In October 1991, a silverback named Timmy (1959–2011) was taken away from Kate, his infertile companion at the Cleveland Metroparks Zoo, in the hopes of breeding lowland gorillas and introducing new genes into the captive gorilla gene pool. This forced separation led to protests from animal rights activists who expressed concerns about the potential consequences of emotional trauma on the two gorillas. The Association of Zoos and Aquariums Species Survival Plan sent Timmy to the Bronx Zoo where he joined Pattycake and other females.
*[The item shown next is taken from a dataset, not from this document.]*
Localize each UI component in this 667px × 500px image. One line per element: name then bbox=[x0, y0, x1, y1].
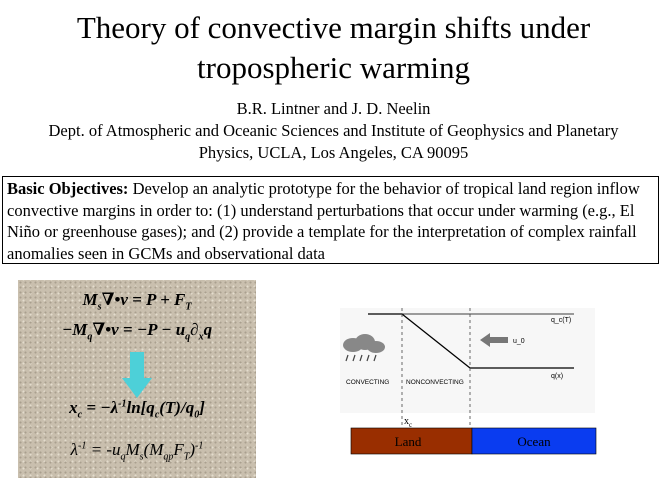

On July 11, 1993, Pattycake and Timmy gave birth to Okpara, a male gorilla. The pair also gave birth to twin males, Ngoma and Tambo, on August 8, 1994. It was the sixth time western lowland gorillas had given birth to twins in captivity. The twins were raised in a separate habitat by surrogate mothers. After seven years, Ngoma and Tambo, along with another gorilla named Dan, left for a zoo in Nebraska in February 2001. On February 4, 2001, Pattycake and Zuri gave birth to Dossi, a female. Her last and tenth baby gorilla, a male, was delivered on April 15, 2002. Unnamed, it died four days later.

==Later life==
Kongo, Pattycake's father, died in 1998. In 2002, the Pattycake Fund was established to raise $250,000 to stop illegal poaching of African gorillas. The fundraising coincided with Pattycake's 30th birthday, commemorated with a two-day celebration at the Bronx Zoo. A special cake was made for her from kale, gelatin, yogurt, and berries.

Timmy, along with two female gorillas, Tunuka and Paki, left the Bronx Zoo for the Louisville Zoo in May 2004.

Pattycake tried her hand at painting while participating with the Wildlife Conservation Society (WCS) animal enrichment program at the Bronx Zoo. A sample of her work was published in the 2010 WCS Annual Report.

Pattycake's mother Lulu died in early 2011.

Pattycake suffered from chronic heart disease and arthritis as she aged. She was one of 338 captive zoo gorillas within North America when she died in her sleep at the age of 40. According to the Wildlife Conservation Society, Pattycake exceeded the median life span of 37 years for female zoo gorillas.

==Cultural depictions==
In honor of Pattycake, the Rev. Frederick Douglass Kirkpatrick (Brother Kirk) joined Pete Seeger and the Sesame Street kids chorus for the song "Patty Cake Gorilla", released on the album Pete Seeger and Brother Kirk Visit Sesame Street (1974). A picture book called Patty Cake (1974), featuring New York Times photographer Neal Boenzi and others, was written by Elizabeth Moody. Pearl Wolf wrote Gorilla Baby: The Story of Patty Cake (1974), a picture book for children. Artist Susan Green published her direct, personal observations about the custody dispute (along with her drawings) in the book Gentle Gorilla: The Story of Patty Cake (1978).